Several Microsoft development tools patched
"The .NET Framework update was only for 3.5 and later, nothing earlier. This is one of those areas where people need to focus on moving forward from those older development tool sets that have reached end-of-life to continue to get security coverage from Microsoft," Goettl said.
BlueKeep vulnerability continues to remain a concern
Microsoft continued to close holes in the Remote Desktop Client by addressing four critical vulnerabilities -- CVE-2019-0787, CVE-2019-0788, CVE-2019-1290 and CVE-2019-1291 -- that do not have the same "wormable" threat potential as BlueKeep and DejaBlue. The bugs fixed by the September Patch Tuesday updates would require some interaction from a user to trigger the exploit.
Even after multiple warnings from Microsoft, there has been no BlueKeep outbreak on Windows systems, despite recent exploit code releases. In one recent example, Metasploit -- an open source penetration testing framework sponsored by security company Rapid7 -- published a BlueKeep module on Sept. 6. The coders purposefully limited the module's abilities to curb potential misuse.
"By default, Metasploit's BlueKeep exploit only identifies the target operating system version and whether the target is likely to be vulnerable. The exploit does not currently support automatic targeting; it requires the user to manually specify target details before it will attempt further exploitation," Rapid7 wrote in a blog.
Despite the outcry on Twitter related to the Metasploit release, other security vendors have released similar code, and Goettl said he suspects a global catastrophe might not come to fruition for one specific reason.
"Our speculation is that the threat actors who are going to take advantage of BlueKeep are less likely to do so from a ransomware perspective," Goettl said. "If somebody did this from a cryptomining perspective and spread this out to hundreds of thousands of systems simultaneously -- even for a few months -- the revenue stream could be on the order of tens of millions of dollars, compared to the $200,000 WannaCry was able to extort over its five-month life."
All Windows systems get critical servicing stack update
In what may be a prelude to upcoming changes to Windows updates, Microsoft issued an advisory (ADV990001) related to the servicing stack in all supported client and server Windows OSes.
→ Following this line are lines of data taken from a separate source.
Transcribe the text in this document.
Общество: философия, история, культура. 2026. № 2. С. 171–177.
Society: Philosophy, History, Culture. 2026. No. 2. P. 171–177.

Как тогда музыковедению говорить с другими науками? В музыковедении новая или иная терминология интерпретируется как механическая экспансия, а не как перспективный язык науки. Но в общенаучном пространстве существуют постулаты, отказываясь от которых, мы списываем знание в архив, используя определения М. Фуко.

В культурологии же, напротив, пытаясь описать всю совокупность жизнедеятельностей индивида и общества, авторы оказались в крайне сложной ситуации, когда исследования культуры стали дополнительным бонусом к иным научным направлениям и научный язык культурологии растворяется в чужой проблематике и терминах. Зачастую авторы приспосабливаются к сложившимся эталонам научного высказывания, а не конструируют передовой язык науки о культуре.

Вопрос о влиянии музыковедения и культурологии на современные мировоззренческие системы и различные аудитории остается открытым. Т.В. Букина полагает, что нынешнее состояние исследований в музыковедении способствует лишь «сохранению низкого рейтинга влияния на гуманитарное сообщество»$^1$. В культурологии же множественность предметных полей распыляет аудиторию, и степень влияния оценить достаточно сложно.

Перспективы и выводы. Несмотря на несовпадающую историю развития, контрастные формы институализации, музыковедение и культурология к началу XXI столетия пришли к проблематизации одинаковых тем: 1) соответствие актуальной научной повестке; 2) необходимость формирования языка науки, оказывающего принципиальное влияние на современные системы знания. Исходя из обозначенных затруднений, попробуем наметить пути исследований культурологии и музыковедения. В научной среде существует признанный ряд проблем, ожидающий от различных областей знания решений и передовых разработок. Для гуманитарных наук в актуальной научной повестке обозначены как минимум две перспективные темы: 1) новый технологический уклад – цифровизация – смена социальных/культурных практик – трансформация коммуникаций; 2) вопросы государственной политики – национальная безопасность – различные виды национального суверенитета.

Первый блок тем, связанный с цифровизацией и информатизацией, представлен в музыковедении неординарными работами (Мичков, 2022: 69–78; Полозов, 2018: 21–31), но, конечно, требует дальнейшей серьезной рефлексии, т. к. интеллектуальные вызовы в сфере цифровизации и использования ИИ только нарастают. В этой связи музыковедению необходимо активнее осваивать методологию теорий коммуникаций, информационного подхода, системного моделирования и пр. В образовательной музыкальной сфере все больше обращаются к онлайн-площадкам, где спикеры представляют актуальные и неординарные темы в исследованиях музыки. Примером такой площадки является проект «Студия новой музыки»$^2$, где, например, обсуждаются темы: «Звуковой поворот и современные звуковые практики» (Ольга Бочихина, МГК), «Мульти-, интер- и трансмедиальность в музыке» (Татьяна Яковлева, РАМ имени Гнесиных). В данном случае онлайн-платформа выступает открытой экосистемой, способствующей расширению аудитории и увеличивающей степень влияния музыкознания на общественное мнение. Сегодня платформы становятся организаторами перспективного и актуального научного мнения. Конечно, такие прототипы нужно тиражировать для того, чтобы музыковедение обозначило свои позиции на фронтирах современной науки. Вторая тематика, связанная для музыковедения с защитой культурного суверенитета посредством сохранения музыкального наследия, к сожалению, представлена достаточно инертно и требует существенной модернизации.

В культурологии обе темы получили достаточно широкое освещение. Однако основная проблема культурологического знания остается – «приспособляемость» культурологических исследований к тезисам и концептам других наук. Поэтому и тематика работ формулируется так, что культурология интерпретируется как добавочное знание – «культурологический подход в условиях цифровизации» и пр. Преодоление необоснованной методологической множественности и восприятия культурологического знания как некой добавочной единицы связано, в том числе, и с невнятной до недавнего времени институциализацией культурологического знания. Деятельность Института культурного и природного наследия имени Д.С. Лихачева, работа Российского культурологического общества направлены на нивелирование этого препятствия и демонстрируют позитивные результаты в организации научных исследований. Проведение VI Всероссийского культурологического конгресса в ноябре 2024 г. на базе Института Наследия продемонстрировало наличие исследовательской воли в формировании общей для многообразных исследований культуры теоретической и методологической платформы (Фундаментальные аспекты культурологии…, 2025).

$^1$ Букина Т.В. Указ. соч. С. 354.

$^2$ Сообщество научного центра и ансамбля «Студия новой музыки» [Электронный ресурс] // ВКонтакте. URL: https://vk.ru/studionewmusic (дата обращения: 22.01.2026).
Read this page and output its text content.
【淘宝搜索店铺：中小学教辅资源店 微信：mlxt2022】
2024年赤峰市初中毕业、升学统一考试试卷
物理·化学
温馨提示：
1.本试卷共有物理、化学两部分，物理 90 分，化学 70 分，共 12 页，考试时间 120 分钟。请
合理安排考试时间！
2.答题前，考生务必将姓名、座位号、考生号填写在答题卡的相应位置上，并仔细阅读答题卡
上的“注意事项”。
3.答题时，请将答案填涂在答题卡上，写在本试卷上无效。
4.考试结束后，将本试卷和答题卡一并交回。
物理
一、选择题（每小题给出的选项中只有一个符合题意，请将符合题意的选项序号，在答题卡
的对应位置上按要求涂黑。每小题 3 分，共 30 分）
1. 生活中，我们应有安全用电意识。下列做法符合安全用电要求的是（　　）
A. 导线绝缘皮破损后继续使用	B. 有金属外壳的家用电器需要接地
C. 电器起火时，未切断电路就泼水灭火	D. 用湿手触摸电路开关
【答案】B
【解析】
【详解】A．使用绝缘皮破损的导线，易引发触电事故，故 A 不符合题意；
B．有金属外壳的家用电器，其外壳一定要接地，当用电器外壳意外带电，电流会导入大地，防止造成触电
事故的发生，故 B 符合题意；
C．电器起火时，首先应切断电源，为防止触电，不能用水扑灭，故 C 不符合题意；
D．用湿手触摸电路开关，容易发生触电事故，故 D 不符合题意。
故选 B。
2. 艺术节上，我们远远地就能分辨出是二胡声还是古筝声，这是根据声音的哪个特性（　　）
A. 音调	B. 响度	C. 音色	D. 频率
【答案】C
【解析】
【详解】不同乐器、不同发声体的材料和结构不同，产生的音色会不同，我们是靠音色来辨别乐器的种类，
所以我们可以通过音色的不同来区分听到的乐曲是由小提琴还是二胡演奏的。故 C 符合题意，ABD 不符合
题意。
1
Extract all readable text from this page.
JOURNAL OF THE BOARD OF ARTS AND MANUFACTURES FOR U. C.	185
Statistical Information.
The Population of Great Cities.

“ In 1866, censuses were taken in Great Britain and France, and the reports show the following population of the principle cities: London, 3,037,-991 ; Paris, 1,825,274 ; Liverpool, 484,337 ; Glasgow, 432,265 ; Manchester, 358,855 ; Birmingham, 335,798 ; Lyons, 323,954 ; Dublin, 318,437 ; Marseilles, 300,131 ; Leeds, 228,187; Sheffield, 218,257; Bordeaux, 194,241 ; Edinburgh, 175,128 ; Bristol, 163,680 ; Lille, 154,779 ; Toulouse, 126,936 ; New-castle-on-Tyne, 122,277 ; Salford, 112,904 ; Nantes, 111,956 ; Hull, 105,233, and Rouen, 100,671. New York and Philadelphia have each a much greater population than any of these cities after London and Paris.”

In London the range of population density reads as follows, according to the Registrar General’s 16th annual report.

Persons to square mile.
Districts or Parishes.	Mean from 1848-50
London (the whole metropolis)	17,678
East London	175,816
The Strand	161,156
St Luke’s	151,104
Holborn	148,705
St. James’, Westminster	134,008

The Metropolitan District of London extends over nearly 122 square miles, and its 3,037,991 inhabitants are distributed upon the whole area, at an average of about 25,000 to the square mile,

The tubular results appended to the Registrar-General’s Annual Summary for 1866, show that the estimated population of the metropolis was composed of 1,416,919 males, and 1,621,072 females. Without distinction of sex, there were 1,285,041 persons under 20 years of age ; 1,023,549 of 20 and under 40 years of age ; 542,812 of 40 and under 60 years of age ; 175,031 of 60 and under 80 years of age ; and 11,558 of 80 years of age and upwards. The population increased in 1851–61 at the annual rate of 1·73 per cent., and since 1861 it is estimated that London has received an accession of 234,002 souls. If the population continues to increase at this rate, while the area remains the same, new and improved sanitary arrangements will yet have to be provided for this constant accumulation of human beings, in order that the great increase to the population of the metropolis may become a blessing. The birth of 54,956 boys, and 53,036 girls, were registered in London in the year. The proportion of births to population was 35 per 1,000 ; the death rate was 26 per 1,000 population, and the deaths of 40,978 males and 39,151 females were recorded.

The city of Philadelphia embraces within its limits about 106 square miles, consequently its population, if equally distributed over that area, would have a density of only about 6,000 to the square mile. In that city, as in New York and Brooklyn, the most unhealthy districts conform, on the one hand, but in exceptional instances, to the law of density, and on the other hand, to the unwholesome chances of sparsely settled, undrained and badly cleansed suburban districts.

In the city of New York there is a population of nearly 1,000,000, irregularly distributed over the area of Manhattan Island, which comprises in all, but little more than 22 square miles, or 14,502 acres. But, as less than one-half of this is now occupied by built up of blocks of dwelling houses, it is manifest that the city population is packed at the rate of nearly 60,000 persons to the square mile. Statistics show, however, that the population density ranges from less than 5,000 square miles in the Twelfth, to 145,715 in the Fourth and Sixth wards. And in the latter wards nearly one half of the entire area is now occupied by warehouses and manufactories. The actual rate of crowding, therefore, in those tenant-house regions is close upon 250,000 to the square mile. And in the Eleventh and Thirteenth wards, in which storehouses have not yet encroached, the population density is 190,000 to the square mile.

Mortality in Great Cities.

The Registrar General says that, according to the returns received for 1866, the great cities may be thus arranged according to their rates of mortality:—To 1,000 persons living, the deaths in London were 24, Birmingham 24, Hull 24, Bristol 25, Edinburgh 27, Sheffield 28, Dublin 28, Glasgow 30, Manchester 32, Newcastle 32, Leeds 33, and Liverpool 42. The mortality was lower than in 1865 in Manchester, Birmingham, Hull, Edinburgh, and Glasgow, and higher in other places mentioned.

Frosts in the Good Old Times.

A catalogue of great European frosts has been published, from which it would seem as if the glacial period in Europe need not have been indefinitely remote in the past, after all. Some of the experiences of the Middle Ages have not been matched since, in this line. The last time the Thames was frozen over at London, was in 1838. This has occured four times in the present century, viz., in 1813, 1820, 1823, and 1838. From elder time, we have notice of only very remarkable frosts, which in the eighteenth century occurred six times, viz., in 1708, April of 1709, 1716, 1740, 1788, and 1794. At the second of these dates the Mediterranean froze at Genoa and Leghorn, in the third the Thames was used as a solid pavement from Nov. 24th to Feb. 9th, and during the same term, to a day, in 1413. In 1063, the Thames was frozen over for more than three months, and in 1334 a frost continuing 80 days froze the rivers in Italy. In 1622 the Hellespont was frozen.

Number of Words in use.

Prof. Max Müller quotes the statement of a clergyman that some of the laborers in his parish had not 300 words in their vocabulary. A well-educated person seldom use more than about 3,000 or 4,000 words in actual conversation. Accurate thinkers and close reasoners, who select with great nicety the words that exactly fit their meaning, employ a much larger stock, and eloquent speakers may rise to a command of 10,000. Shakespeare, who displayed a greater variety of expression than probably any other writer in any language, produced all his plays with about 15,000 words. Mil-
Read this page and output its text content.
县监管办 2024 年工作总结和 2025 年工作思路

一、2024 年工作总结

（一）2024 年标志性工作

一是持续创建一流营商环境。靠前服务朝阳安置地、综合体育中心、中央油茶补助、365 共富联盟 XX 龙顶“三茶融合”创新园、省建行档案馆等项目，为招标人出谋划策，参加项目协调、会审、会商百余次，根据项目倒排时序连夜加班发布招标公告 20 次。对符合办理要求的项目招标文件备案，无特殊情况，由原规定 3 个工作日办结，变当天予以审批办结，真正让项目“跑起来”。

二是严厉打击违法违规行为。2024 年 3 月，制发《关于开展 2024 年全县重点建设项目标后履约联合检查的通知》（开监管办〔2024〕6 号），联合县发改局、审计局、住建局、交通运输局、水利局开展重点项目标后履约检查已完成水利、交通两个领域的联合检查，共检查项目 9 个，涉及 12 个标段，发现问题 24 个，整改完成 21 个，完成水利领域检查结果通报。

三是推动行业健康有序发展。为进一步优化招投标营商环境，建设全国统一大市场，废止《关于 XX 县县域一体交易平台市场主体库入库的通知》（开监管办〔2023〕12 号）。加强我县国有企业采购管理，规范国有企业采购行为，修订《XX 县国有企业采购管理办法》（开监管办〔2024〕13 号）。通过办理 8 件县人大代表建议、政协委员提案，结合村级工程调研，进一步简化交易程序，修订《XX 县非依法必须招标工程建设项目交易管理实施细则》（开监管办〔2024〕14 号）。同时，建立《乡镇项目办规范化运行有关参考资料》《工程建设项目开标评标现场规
The corresponding Knowledge Base articles indicate administrators should apply servicing stack updates before the latest cumulative update to ensure security updates arrive and install properly. The fact that all Windows systems require this update points to a significant change coming from Microsoft, possibly over the next few months, Goettl said. He recommended administrators put this update near the top of their priority list; otherwise, they could be in for a surprise when Patch Tuesday comes and their systems cannot install security updates.
"You should definitely start testing and planning this out. Ideally, if they can have it installed before October, that's the best-case scenario, but definitely have it in place before November to avoid any last-minute scrambles," Goettl said.